As an employee that sees them and works with them every weekday, and maybe weekends, you are at the receiving end of all the attitude. Here are a few tips on how to cope with, and handle such manipulative boss.

7. Set your boundaries.

Your manipulative boss may also be your bully. Bullies tend to pick on those who are compliant and polite; many of us are compliant when taking direction from our bosses. You get the behavior to stop by, within reason, asserting appropriate boundaries and not being a pushover.

For example, your manipulative boss tries to get you to stay late every Friday night. Maybe he uses a guilt trip, “It really needs to get done. My boss is going to come down hard on me if you don’t do this.”

If this happens once, you may wish to stay late and help out. If it happens routinely, you are likely dealing with a manipulative boss. In the latter case, having firm boundaries may help you. “I’m sorry, but I am unable to stay after my regular working hours this evening.” You don’t owe him an explanation, just keep it firm but polite.
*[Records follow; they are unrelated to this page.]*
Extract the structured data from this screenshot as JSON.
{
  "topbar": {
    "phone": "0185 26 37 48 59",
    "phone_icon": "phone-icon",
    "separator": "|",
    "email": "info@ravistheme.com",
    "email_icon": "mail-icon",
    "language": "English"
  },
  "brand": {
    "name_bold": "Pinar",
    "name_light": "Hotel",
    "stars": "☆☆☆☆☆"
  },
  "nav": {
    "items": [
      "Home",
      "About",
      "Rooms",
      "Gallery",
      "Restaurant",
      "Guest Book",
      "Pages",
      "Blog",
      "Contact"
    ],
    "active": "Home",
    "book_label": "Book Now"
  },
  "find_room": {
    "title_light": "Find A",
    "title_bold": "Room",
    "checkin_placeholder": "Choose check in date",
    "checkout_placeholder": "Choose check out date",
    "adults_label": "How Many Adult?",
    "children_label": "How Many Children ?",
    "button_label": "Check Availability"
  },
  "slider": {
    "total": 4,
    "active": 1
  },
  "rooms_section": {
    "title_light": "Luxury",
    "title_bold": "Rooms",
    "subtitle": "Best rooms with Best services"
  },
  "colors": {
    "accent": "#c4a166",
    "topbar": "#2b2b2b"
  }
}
8. Discern criticism carefully.

Inevitably, you will be criticized by a manipulative boss. Criticism is guaranteed. The key here is to carefully screen out any criticism aimed at your character. This is far easier said than done. As a society, we underestimate the power of words; particularly condemning words. Consciously push those thoughts aside and look for those comments that can be applied to improving your performance within the organization. Own what you need to, but toss out any and all comments that demean you as a person. It is inappropriate and often untrue!

9. Ask Probing Questions.

Turn it around. “Does this seem fair to you?” “Do you think this a reasonable request?” “Are you asking me or telling me?” “Do I not have a say in this?” Manipulative managers with a degree of self-awareness may recognize that they are being inappropriate and back down.

If your manager does not back down, you may have to simply remain firm and polite when you say, “No.”